III. — DES ENSEIGNEMENTS ET DES LIVRES
30Pourtant, de cette histoire, on peut écrire sinon une autre version, du moins un autre épisode, qui invite à souligner les obstacles rencontrés par l’ordre colonial, voire à regarder la mise en place de cet ordre selon des perspectives plus nuancées :
El padre Vincentio me escrive que desearia allá una buena biblioteca de libros de humanidades; y, como esto es necessario, si no la tienen ally, V.R. vera de consolarle, dando orden al Padre Esquival, al qual yo he eligido por procurador de las Indias, que se los embye quanto mas presto pudiere; y esto dara anima y approvechara para los estudios de latinidad, assi como arriba he dicho66.
31Mettre en place un enseignement, notamment en humanités, ne pose pas seulement la question des hommes ou des contenus, mais aussi celle des conditions matérielles des cours, a fortiori quand le public concerné est large (ce qui n’est pas systématiquement le cas des étudiants des cycles supérieurs). La question des livres apparaît avant même l’ouverture des classes, comme le suggère une des premières occurrences de ce thème dans le récit fait par le visiteur Juan de la Plaza à Mercurian de la première expédition en direction du Mexique.
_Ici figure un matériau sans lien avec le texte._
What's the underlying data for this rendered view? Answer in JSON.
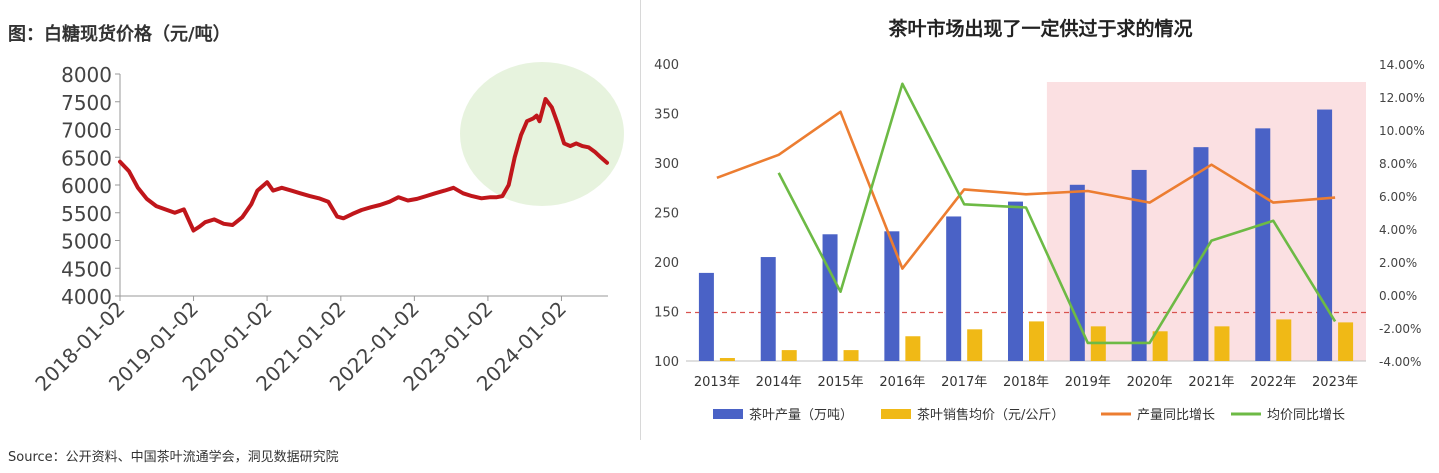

À propos de l’envoi des premiers hommes et du premier matériel, il écrit :
Los libros se perdieron todos: Constituciones, reglas, oficios y los libros de la vida de nuestro Padre Ignatio […]. Para Mexico aquí quedaron algunas Constituciones, las quales se enbiaran aora. Con la primera comodidad, convenía que V.P. nos embiasse libros de Constituciones, reglas impresas de oficios y de la vida de nuestro Padre Ignatio. Que, si nuestra partida fuere antes que llegan, tomaremos prestados de los collegios desta provincia los mas que pudiéremos ; porque es la cosa que allá mas les consolara67.
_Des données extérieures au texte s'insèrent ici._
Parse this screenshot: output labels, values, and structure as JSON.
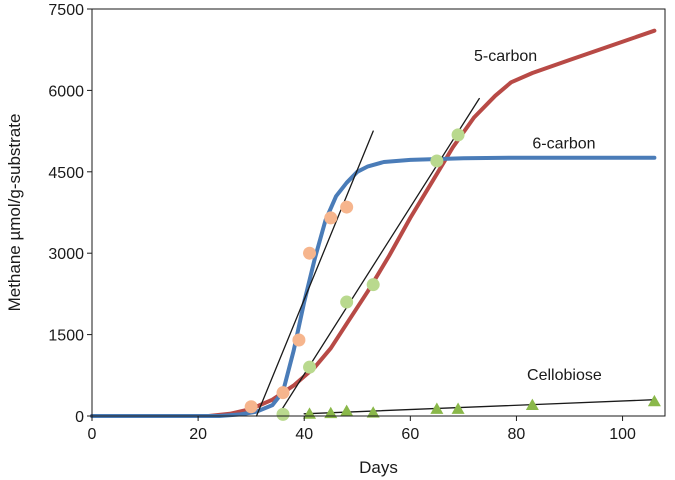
{
  "chart_data": {
    "type": "line",
    "title": "",
    "xlabel": "Days",
    "ylabel": "Methane µmol/g-substrate",
    "xlim": [
      0,
      108
    ],
    "ylim": [
      0,
      7500
    ],
    "xticks": [
      0,
      20,
      40,
      60,
      80,
      100
    ],
    "yticks": [
      0,
      1500,
      3000,
      4500,
      6000,
      7500
    ],
    "grid": false,
    "series": [
      {
        "name": "5-carbon",
        "kind": "line",
        "color": "#b84a46",
        "points": [
          [
            0,
            0
          ],
          [
            22,
            0
          ],
          [
            26,
            40
          ],
          [
            30,
            130
          ],
          [
            34,
            300
          ],
          [
            38,
            560
          ],
          [
            42,
            900
          ],
          [
            45,
            1250
          ],
          [
            48,
            1700
          ],
          [
            52,
            2300
          ],
          [
            56,
            2950
          ],
          [
            60,
            3650
          ],
          [
            64,
            4300
          ],
          [
            68,
            4950
          ],
          [
            72,
            5500
          ],
          [
            76,
            5900
          ],
          [
            79,
            6150
          ],
          [
            83,
            6320
          ],
          [
            90,
            6560
          ],
          [
            98,
            6830
          ],
          [
            106,
            7100
          ]
        ]
      },
      {
        "name": "6-carbon",
        "kind": "line",
        "color": "#4a7cb8",
        "points": [
          [
            0,
            0
          ],
          [
            24,
            0
          ],
          [
            28,
            30
          ],
          [
            31,
            80
          ],
          [
            34,
            200
          ],
          [
            36,
            450
          ],
          [
            38,
            1200
          ],
          [
            40,
            2100
          ],
          [
            42,
            2900
          ],
          [
            44,
            3600
          ],
          [
            46,
            4050
          ],
          [
            48,
            4300
          ],
          [
            50,
            4500
          ],
          [
            52,
            4600
          ],
          [
            55,
            4680
          ],
          [
            60,
            4720
          ],
          [
            70,
            4750
          ],
          [
            80,
            4760
          ],
          [
            106,
            4760
          ]
        ]
      },
      {
        "name": "Cellobiose",
        "kind": "line",
        "color": "#1a1a1a",
        "points": [
          [
            40,
            40
          ],
          [
            106,
            300
          ]
        ]
      },
      {
        "name": "6-carbon data",
        "kind": "scatter",
        "marker": "circle",
        "color": "#f6b58d",
        "points": [
          [
            30,
            170
          ],
          [
            36,
            430
          ],
          [
            39,
            1400
          ],
          [
            41,
            3000
          ],
          [
            45,
            3650
          ],
          [
            48,
            3850
          ]
        ]
      },
      {
        "name": "5-carbon data",
        "kind": "scatter",
        "marker": "circle",
        "color": "#b9d98e",
        "points": [
          [
            36,
            30
          ],
          [
            41,
            900
          ],
          [
            48,
            2100
          ],
          [
            53,
            2420
          ],
          [
            65,
            4700
          ],
          [
            69,
            5180
          ]
        ]
      },
      {
        "name": "Cellobiose data",
        "kind": "scatter",
        "marker": "triangle",
        "color": "#8ab84a",
        "points": [
          [
            41,
            40
          ],
          [
            45,
            50
          ],
          [
            48,
            90
          ],
          [
            53,
            60
          ],
          [
            65,
            130
          ],
          [
            69,
            130
          ],
          [
            83,
            200
          ],
          [
            106,
            270
          ]
        ]
      },
      {
        "name": "6-carbon tangent",
        "kind": "line",
        "color": "#1a1a1a",
        "points": [
          [
            31,
            0
          ],
          [
            53,
            5250
          ]
        ]
      },
      {
        "name": "5-carbon tangent",
        "kind": "line",
        "color": "#1a1a1a",
        "points": [
          [
            35,
            0
          ],
          [
            73,
            5850
          ]
        ]
      }
    ],
    "annotations": [
      {
        "text": "5-carbon",
        "x": 72,
        "y": 6540
      },
      {
        "text": "6-carbon",
        "x": 83,
        "y": 4930
      },
      {
        "text": "Cellobiose",
        "x": 82,
        "y": 660
      }
    ]
  }
}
32On comprend ici que les livres envoyés et perdus sont ceux qui accompagnent l’activité de catéchèse et de gouvernement. Ce n’est qu’avec la demande de Le Noci que la question des livres d’enseignement est soulevée. La faible capacité de réponse de Rome, ou de Madrid, est notoire comme le souligne la deuxième réponse envoyée par Mercurian aux hommes de la province du Mexique, le 12 mars 157668 :
Entendemos ay en el colegio de Mexico harto gran falta de libros; la qual no es pequeña; y será de aquí adelante aun major, si no se provee con tiempo; porque, en fin, sin libros, muchos y buenos, no se pueden bien hacer los mas ministerios de nuestra Compañía. Por eso, deseo mucho, V.R. provean esto con toda la diligencia que le fuere posible; y parece que el medio mas a propósito será, que imbien una buena suma de dineros al Padre procurador de las Indias en Sevilla, con la lista de los libros que fueren necesarios; el qual les hará proveer en Anveres, de todo lo necesario, con mucha comodidad; y entre otros, de unas gramáticas del Padre Alvarez, y de la filosofía del P. Toledo, los quales segun entiendo, seria muy bien se leyesen por alla.
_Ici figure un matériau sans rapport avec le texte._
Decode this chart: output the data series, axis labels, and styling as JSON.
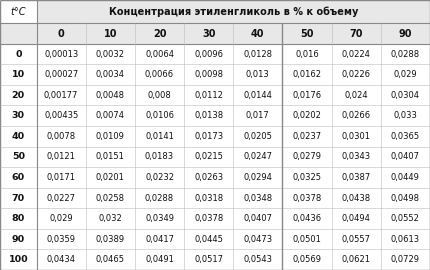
{
  "title": "Концентрация этиленгликоль в % к объему",
  "col_headers": [
    "0",
    "10",
    "20",
    "30",
    "40",
    "50",
    "70",
    "90"
  ],
  "row_headers": [
    "0",
    "10",
    "20",
    "30",
    "40",
    "50",
    "60",
    "70",
    "80",
    "90",
    "100"
  ],
  "row_label": "t°C",
  "table_data": [
    [
      "0,00013",
      "0,0032",
      "0,0064",
      "0,0096",
      "0,0128",
      "0,016",
      "0,0224",
      "0,0288"
    ],
    [
      "0,00027",
      "0,0034",
      "0,0066",
      "0,0098",
      "0,013",
      "0,0162",
      "0,0226",
      "0,029"
    ],
    [
      "0,00177",
      "0,0048",
      "0,008",
      "0,0112",
      "0,0144",
      "0,0176",
      "0,024",
      "0,0304"
    ],
    [
      "0,00435",
      "0,0074",
      "0,0106",
      "0,0138",
      "0,017",
      "0,0202",
      "0,0266",
      "0,033"
    ],
    [
      "0,0078",
      "0,0109",
      "0,0141",
      "0,0173",
      "0,0205",
      "0,0237",
      "0,0301",
      "0,0365"
    ],
    [
      "0,0121",
      "0,0151",
      "0,0183",
      "0,0215",
      "0,0247",
      "0,0279",
      "0,0343",
      "0,0407"
    ],
    [
      "0,0171",
      "0,0201",
      "0,0232",
      "0,0263",
      "0,0294",
      "0,0325",
      "0,0387",
      "0,0449"
    ],
    [
      "0,0227",
      "0,0258",
      "0,0288",
      "0,0318",
      "0,0348",
      "0,0378",
      "0,0438",
      "0,0498"
    ],
    [
      "0,029",
      "0,032",
      "0,0349",
      "0,0378",
      "0,0407",
      "0,0436",
      "0,0494",
      "0,0552"
    ],
    [
      "0,0359",
      "0,0389",
      "0,0417",
      "0,0445",
      "0,0473",
      "0,0501",
      "0,0557",
      "0,0613"
    ],
    [
      "0,0434",
      "0,0465",
      "0,0491",
      "0,0517",
      "0,0543",
      "0,0569",
      "0,0621",
      "0,0729"
    ]
  ],
  "bg_color": "#ffffff",
  "header_bg": "#e8e8e8",
  "line_color": "#bbbbbb",
  "thick_line_color": "#888888",
  "text_color": "#111111",
  "bold_col_after": 5
}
33La solution proposée n’est pas immédiate, elle dessine des routes longues, coûteuses et peu sûres, et qui, en tout état de cause, ne permettent pas de répondre aux besoins du moment. La seule décision immédiate est d’envoyer la grammaire d’Alvarez et le commentaire d’Aristote par Toledo69. Quelques jours plus tard, une seconde lettre de Mercurian au provincial Pedro Sánchez reprend ce thème, presque dans les mêmes termes70.
34Ces échanges permettent de faire un premier point sur les problèmes qui se posent au collège, après un an de fonctionnement et avant l’ouverture des classes supérieures.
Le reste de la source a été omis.